Abd al-Malik hizo construir a unos metros lo que se conoce como la Cúpula de la Roca, para recordar el sacrificio por el que Abraham habría de ofrecer a Dios su hijo Ismael en holocausto, mientras en la tradición judía se trata de Isaac. Colinda con el muro occidental de lo que fuera el lugar más sagrado del Templo de Salomón. Fue concluida en 691 de la era común, apenas sesenta años después de la muerte de Mahoma, lo cual la convierte en la edificación islámica más antigua del mundo. El hecho constata igualmente que la prédica del islam fue asombrosa por su rapidez en la historia de la humanidad.

Los cruzados reclamaron el control de Jerusalem que se había islamizado, como gran parte de la región, y su consigna fue rescatar el Santo Sepulcro de manos de los infieles, según el nombre endilgado a los musulmanes. La Ciudad tres veces Santa fue tomada por los cristianos que se posesionaron de ella por casi un siglo hasta que Salah-ad-Din (Saladino) la reconquistó en 1187 para los musulmanes. Sus batallas con Ricardo Corazón de León, rey de Inglaterra y responsable de la tercera Cruzada, se acrecentaron con las leyendas.

Hubo todavía otras Cruzadas, los muertos se contaron por millares y las atrocidades contra los judíos continuaron, pero lo que los musulmanes llamaron la Explanada de las Mezquitas se mantuvo bajo su control desde que Jerusalem fue tomada por Salah-ad-Din.

Jerusalem es una Ciudad Santa para las tres religiones monoteístas, asociada con los nombres de Abraham, Salomón, Jesús, Mahoma, Salah-ad-Din, es decir con la tradición plural del Medio Oriente y con una historia que no tiene fin.

En 1930 la ciudad de Jerusalem estaba llena de peregrinos de todas las naciones y religiones. El psiquiatra Heinz Herman descubrió entre sus pacientes una marcada sensibilidad a la religión y a la fe. Había tenido que tratar a gente que se creía una reencarnación del Mesías o creían que san Juan Bautista o María Magdalena los habían elegido como mensajeros. Llamó a esa enfermedad el síndrome de Jerusalem.
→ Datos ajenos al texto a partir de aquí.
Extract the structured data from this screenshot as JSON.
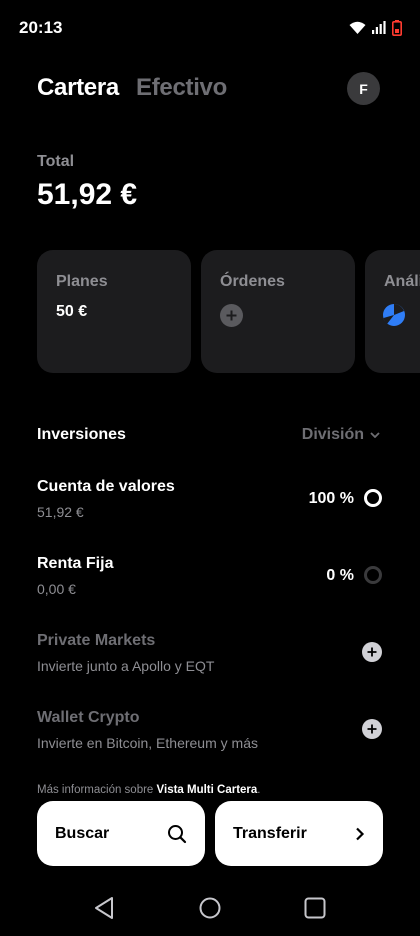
{
  "status_bar": {
    "time": "20:13"
  },
  "header": {
    "tab_active": "Cartera",
    "tab_inactive": "Efectivo",
    "avatar_initial": "F"
  },
  "total": {
    "label": "Total",
    "value": "51,92 €"
  },
  "cards": [
    {
      "title": "Planes",
      "value": "50 €"
    },
    {
      "title": "Órdenes"
    },
    {
      "title": "Análisis"
    }
  ],
  "investments": {
    "title": "Inversiones",
    "division_label": "División",
    "rows": [
      {
        "title": "Cuenta de valores",
        "subtitle": "51,92 €",
        "percent": "100 %"
      },
      {
        "title": "Renta Fija",
        "subtitle": "0,00 €",
        "percent": "0 %"
      },
      {
        "title": "Private Markets",
        "subtitle": "Invierte junto a Apollo y EQT"
      },
      {
        "title": "Wallet Crypto",
        "subtitle": "Invierte en Bitcoin, Ethereum y más"
      }
    ]
  },
  "more_info": {
    "prefix": "Más información sobre ",
    "link": "Vista Multi Cartera",
    "suffix": "."
  },
  "actions": {
    "search_label": "Buscar",
    "transfer_label": "Transferir"
  },
  "colors": {
    "background": "#000000",
    "card": "#1c1c1e",
    "muted": "#8e8e93",
    "accent_blue": "#2f7df6"
  }
}
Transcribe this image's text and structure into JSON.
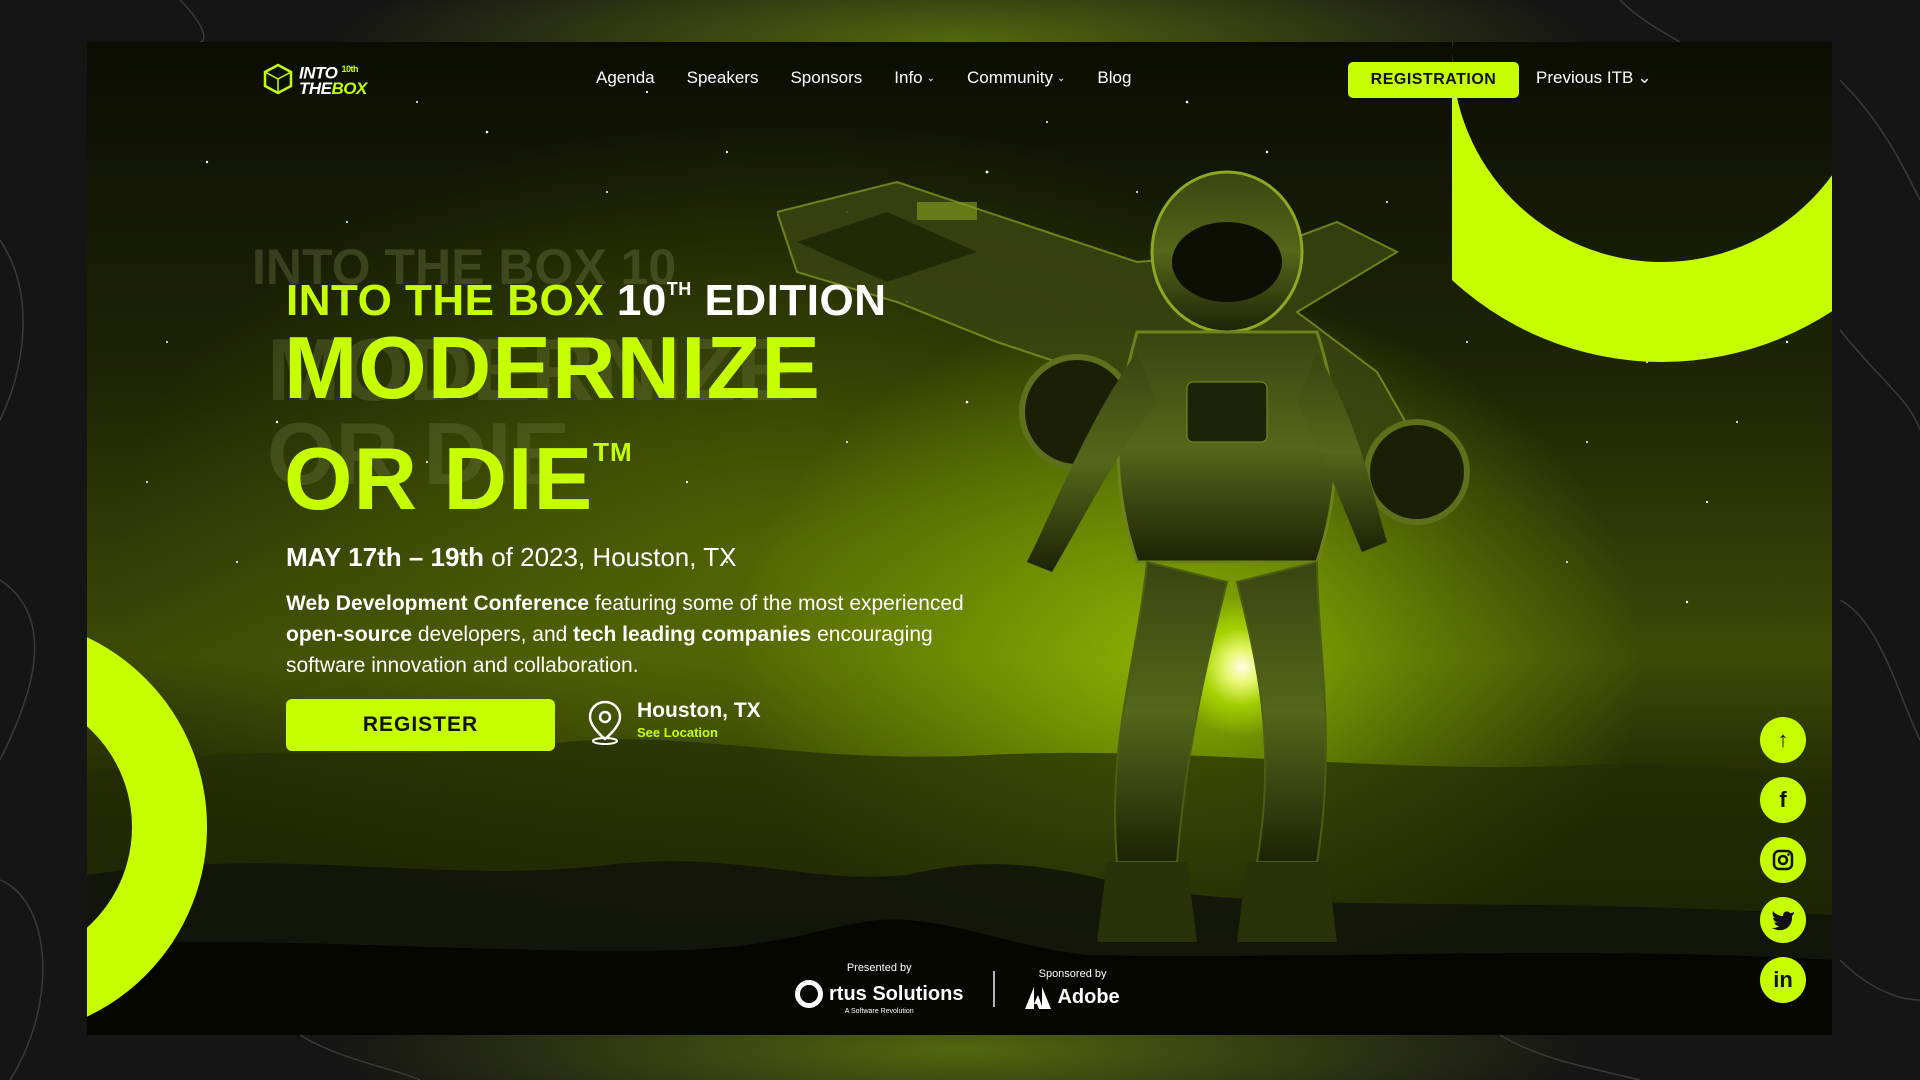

Los síntomas eran una urgente necesidad de lavarse y de vestirse con ropa blanca. Muchos que habían venido en grupos o con sus familias los dejaban, se sumergían en fuentes y en arroyos. Tenían visiones y oían voces. La ciudad de Jerusalem no deja a nadie indiferente. La ciudad que es sagrada para las tres religiones monoteístas del mundo es hoy una ciudad dividida con un futuro incierto. Tanto los palestinos como los judíos reclaman la ciudad como su capital. La iglesia del Santo Sepulcro, constituida por los cruzados y de dimensiones monumentales, es disputada celosamente por todas las religiones de la Cristiandad, católicos, protestantes, coptos, griegos, ortodoxos y maronitas tienen acaparadas las esquinas de la gigantesca iglesia y los domingos es una torre de Babel que huele a incienso y mugre milenaria.11

d. Dios y la geografía

Jerusalem, Jerusalem y sus calles y sus rosas, guarda el embeleso de una de las ciudades más antiguas, donde hay rosas enormes y pequeñas, gruesas de pétalos o apenas con unos cuantos. Su gama de colores va del rojo escarlata al carmesí, del rosa pálido al coral, del amarillo al naranja. Las blancas abundan y están por todas partes, símbolo de la perfección fueron plantadas allí porque encierran el misterio religioso del monoteísmo judío, cristiano o musulmán, ¿acaso en su diversidad no buscan lo mismo: explicar los designios del Creador?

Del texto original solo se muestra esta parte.